# 7/30 simplified

#### Understand the Problem

The question is asking to simplify the fraction 7/30. The approach involves finding the greatest common divisor (GCD) of the numerator and denominator and dividing both by that number.

The simplified fraction is $\frac{7}{30}$.

The simplified fraction is $\frac{7}{30}$.

#### Steps to Solve

1. Identify the GCD of 7 and 30

To simplify the fraction, we first find the greatest common divisor (GCD) of the numerator (7) and the denominator (30).

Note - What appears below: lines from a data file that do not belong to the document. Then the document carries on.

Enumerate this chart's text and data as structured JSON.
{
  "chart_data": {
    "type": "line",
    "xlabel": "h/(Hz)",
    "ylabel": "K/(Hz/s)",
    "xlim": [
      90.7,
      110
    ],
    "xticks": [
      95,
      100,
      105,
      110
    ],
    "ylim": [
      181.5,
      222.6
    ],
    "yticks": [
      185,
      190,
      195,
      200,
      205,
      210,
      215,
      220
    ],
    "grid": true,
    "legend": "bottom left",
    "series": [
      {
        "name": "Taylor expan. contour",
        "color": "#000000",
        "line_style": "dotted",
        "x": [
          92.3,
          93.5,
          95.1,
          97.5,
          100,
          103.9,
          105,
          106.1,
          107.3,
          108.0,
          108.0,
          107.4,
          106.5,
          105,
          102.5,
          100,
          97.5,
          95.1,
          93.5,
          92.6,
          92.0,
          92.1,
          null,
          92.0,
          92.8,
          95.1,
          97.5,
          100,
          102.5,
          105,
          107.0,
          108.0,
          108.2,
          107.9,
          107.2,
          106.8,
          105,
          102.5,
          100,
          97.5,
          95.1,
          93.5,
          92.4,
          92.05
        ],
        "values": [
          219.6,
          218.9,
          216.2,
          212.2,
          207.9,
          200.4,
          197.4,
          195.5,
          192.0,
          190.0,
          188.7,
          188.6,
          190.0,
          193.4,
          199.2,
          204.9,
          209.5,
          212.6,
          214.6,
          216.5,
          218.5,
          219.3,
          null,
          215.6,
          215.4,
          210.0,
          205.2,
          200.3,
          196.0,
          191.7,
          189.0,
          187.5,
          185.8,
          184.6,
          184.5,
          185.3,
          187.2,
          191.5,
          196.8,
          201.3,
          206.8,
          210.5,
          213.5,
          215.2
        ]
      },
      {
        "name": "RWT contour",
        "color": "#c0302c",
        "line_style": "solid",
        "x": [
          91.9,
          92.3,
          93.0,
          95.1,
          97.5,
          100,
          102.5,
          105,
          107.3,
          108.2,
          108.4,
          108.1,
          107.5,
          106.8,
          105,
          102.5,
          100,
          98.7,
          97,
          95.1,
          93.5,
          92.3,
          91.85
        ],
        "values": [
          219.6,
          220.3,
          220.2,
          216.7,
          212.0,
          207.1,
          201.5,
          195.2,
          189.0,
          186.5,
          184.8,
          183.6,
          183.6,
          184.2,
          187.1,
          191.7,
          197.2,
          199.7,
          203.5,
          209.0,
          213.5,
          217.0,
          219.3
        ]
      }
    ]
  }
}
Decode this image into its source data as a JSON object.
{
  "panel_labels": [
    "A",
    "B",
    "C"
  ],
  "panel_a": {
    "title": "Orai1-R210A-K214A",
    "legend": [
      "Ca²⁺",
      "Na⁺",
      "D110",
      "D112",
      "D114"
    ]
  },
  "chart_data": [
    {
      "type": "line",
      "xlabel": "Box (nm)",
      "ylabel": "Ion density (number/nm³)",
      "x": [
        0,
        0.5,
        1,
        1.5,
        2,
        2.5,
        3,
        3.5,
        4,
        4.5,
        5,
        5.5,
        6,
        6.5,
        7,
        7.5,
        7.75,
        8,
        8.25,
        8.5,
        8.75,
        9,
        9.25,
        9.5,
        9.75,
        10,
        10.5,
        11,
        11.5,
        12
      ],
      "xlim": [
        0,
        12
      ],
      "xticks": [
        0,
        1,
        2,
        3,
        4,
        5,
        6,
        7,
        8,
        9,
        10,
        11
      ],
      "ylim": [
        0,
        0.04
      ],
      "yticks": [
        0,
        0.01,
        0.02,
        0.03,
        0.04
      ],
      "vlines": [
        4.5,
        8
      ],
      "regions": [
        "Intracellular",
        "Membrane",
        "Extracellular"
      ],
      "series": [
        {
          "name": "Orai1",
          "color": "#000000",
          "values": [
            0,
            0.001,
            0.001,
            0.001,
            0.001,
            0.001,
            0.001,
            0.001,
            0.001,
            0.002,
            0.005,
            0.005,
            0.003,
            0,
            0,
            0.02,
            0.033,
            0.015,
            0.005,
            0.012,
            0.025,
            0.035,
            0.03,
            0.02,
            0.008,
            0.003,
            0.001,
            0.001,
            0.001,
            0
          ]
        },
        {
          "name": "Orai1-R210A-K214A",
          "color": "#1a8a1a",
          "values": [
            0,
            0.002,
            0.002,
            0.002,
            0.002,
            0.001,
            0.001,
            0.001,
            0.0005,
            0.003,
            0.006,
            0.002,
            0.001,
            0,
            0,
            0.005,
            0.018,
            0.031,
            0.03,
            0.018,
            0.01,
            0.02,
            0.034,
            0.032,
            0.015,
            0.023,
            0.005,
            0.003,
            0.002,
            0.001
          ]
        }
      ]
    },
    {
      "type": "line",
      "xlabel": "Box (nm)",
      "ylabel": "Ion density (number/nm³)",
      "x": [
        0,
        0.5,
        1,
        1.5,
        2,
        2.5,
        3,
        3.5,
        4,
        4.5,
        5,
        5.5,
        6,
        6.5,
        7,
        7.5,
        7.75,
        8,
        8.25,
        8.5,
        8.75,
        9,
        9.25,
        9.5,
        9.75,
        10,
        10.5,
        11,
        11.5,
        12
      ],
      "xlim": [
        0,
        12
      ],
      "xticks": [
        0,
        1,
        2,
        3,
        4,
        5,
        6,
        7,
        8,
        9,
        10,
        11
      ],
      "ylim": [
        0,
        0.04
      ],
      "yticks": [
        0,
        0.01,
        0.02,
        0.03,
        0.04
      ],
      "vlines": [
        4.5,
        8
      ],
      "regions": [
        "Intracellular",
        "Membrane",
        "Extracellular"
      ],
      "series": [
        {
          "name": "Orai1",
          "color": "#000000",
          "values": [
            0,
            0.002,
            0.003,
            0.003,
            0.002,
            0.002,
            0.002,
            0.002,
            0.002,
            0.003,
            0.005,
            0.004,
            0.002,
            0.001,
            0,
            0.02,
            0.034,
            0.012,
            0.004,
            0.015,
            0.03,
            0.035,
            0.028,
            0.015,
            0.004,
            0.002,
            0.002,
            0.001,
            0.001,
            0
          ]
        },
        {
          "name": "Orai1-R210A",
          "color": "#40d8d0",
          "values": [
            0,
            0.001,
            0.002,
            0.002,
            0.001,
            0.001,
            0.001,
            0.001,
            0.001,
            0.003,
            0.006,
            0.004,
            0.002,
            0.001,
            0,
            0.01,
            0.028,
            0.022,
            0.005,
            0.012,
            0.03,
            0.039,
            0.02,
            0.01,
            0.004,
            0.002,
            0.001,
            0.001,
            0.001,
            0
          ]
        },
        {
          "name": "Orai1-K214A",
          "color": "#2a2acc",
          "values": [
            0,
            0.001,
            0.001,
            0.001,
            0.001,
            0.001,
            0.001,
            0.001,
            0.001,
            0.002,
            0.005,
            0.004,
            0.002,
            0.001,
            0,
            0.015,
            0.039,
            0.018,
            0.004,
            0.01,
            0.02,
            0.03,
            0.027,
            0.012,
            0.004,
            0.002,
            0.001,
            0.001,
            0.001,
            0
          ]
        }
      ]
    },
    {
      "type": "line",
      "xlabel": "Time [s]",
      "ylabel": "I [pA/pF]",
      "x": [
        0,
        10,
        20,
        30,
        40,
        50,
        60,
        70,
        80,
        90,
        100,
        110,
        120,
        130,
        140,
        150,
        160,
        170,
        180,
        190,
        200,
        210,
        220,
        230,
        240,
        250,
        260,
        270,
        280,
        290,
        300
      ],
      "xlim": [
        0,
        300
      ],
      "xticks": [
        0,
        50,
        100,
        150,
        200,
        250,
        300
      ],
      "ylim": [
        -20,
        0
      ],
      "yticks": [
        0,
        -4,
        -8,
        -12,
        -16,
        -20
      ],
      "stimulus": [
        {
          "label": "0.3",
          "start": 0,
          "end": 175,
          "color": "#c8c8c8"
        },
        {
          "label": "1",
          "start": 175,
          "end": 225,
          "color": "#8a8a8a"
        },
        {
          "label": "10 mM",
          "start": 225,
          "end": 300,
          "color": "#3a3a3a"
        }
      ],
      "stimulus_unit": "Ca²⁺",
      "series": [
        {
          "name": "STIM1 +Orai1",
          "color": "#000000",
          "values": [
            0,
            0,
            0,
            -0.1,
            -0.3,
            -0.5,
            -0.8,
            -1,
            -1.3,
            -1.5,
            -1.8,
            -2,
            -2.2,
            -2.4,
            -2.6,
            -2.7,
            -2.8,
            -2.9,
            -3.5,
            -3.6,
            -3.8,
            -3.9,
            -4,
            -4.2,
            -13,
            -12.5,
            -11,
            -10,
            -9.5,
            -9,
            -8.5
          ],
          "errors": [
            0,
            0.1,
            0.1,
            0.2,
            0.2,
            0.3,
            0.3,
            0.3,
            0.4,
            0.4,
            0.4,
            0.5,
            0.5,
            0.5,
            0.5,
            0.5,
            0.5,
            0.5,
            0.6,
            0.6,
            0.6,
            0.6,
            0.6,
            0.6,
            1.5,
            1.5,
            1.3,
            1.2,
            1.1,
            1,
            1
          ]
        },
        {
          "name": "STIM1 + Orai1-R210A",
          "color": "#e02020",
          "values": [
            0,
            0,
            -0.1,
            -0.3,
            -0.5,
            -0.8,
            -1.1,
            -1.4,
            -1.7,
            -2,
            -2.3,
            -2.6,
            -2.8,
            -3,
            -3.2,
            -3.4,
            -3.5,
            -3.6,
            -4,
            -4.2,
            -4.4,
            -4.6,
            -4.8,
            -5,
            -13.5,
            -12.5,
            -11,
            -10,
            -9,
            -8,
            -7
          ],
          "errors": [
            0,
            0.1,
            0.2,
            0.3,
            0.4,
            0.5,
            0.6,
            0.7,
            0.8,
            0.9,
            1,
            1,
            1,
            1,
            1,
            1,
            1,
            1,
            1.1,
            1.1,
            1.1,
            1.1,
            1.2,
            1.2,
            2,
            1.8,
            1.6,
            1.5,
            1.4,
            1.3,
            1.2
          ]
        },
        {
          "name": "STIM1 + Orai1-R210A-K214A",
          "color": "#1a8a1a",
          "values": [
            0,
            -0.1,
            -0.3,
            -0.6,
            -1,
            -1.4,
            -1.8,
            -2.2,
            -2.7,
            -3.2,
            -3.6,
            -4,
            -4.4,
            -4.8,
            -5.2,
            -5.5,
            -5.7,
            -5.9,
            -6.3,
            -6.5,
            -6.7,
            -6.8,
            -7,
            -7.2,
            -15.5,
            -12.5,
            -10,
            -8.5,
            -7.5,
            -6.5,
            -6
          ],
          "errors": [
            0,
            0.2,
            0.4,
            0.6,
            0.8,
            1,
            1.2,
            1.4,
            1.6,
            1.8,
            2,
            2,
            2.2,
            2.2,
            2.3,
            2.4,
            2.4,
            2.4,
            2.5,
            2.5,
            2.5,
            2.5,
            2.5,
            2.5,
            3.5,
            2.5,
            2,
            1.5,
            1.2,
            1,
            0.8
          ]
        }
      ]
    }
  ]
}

The prime factorization of 7 is just 7 (since it's a prime number), and the prime factorization of 30 is $2 \times 3 \times 5$.

Since there are no common factors, the GCD of 7 and 30 is 1.

1. Divide by the GCD

Next, we simplify the fraction by dividing both the numerator and the denominator by the GCD.

[ \frac{7}{30} = \frac{7 \div 1}{30 \div 1} = \frac{7}{30} ]

1. State the simplified fraction

Since the GCD is 1, the fraction is already in its simplest form.

Thus, the simplified fraction remains:

[ \frac{7}{30} ]

The simplified fraction is $\frac{7}{30}$.

The fraction $\frac{7}{30}$ is in its simplest form as 7 and 30 have no common factors other than 1. This means that it cannot be simplified further.